Paracha graduated from the Karachi Grammar School in 1983. He then enrolled in a state-owned college in Karachi where he was active as a Marxist student leader. After college, he joined journalism. Over the last decade, he has often described himself as a Muslim modernist, a progressive Pakistani nationalist, and a democrat. He is also a harsh critic of postmodernism and is staunchly against the mixing of religion with politics.

==Works==
- Academic articles
- "Student Politics in Pakistan: A Celebration, Lament & History"
- Books
- End of the past : An immediate eyewitness history of a troubled nation, Lahore : Vanguard Books, 2016, 234 p.
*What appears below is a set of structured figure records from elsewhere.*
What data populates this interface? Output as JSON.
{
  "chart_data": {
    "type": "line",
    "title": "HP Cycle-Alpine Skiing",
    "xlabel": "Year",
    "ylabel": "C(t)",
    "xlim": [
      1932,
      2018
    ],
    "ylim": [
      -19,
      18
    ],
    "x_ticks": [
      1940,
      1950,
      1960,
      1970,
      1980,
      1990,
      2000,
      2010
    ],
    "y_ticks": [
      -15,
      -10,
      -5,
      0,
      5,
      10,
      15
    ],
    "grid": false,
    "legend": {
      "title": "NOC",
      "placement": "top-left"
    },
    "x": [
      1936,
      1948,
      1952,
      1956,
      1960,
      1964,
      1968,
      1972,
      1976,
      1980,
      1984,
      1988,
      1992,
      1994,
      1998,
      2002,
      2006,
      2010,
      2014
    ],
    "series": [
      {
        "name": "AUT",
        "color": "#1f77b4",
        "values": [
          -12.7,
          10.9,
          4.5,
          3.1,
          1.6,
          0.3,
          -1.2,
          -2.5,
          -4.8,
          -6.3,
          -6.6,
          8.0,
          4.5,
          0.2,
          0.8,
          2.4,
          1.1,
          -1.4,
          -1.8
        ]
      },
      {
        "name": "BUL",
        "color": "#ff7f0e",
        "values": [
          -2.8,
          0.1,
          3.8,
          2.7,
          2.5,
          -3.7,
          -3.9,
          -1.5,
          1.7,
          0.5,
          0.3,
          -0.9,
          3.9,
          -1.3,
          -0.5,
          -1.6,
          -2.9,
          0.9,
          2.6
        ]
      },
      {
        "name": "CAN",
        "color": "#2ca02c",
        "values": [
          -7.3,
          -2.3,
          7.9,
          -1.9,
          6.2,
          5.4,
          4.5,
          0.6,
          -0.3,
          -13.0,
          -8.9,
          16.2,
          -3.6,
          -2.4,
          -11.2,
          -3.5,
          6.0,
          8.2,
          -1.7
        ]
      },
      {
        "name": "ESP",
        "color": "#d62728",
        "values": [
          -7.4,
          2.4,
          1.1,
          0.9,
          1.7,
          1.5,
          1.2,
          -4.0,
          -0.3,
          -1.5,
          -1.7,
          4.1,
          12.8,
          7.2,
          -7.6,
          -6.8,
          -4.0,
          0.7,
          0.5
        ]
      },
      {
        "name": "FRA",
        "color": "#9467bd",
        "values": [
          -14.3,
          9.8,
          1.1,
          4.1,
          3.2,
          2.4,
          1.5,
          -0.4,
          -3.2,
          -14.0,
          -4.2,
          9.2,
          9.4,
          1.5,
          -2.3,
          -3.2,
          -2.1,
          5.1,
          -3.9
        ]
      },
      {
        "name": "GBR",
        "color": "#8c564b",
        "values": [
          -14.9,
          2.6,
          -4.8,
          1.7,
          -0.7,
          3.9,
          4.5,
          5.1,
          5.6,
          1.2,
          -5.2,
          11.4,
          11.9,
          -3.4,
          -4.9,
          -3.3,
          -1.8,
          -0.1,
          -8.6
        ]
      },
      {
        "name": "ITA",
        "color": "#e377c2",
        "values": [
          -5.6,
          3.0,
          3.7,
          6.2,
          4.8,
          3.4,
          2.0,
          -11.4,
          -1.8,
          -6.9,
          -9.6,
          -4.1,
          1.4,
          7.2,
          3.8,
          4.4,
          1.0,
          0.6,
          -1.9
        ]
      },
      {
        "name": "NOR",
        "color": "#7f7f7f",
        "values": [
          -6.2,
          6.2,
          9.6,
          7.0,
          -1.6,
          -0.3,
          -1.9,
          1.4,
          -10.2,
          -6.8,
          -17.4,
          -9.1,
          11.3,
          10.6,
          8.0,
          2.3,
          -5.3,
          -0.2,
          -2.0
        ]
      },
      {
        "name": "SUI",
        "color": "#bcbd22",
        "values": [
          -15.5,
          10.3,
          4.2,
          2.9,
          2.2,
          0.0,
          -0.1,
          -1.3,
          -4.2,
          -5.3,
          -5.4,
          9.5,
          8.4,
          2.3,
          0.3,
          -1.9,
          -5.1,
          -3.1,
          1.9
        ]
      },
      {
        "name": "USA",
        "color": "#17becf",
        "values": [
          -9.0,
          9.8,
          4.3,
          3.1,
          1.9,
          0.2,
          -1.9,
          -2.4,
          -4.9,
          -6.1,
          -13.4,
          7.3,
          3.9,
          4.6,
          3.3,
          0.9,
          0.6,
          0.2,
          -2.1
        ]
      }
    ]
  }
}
- The Pakistan Anti-Hero : History of Pakistani nationalism through the lives of iconoclasts, Lahore : Vanguard Books, 2017, 396 p.
- Points of Entry : Encounters at the origin-sites of Pakistan, Chennai : Tranquebar, 2018, 160 p.
- Muslim modernism : A case for Naya Pakistan, Lahore : Vanguard Books, 2019, 162 p.
- Soul Rivals : State, Militant and Pop Sufism in Pakistan, Chennai : Tranquebar, 2020, 128 p.
- The Reluctant Republic: Ethos And Mythos Of Pakistan, Lahore: Vanguard Books, 2021, 147 p.
- For Faith, State and the Soul: A History of Popular Culture in Pakistan, Karachi: Markings, 2022, 204 p.
- Imran Khan: Myth of the Pakistani Middle-Class, Lahore: Vanguard Books, 2023, 214 p.
- Of Reason, Romance and Ruin: A Conceptual History of the Pakistan Ideology , Lahore: Vanguard Books, 2024, 177 p.
- We The Mob: A Stream-of-Thought Exploration of Three Populist Uprisings , Lahore: Vanguard Books, 2024, 153 p.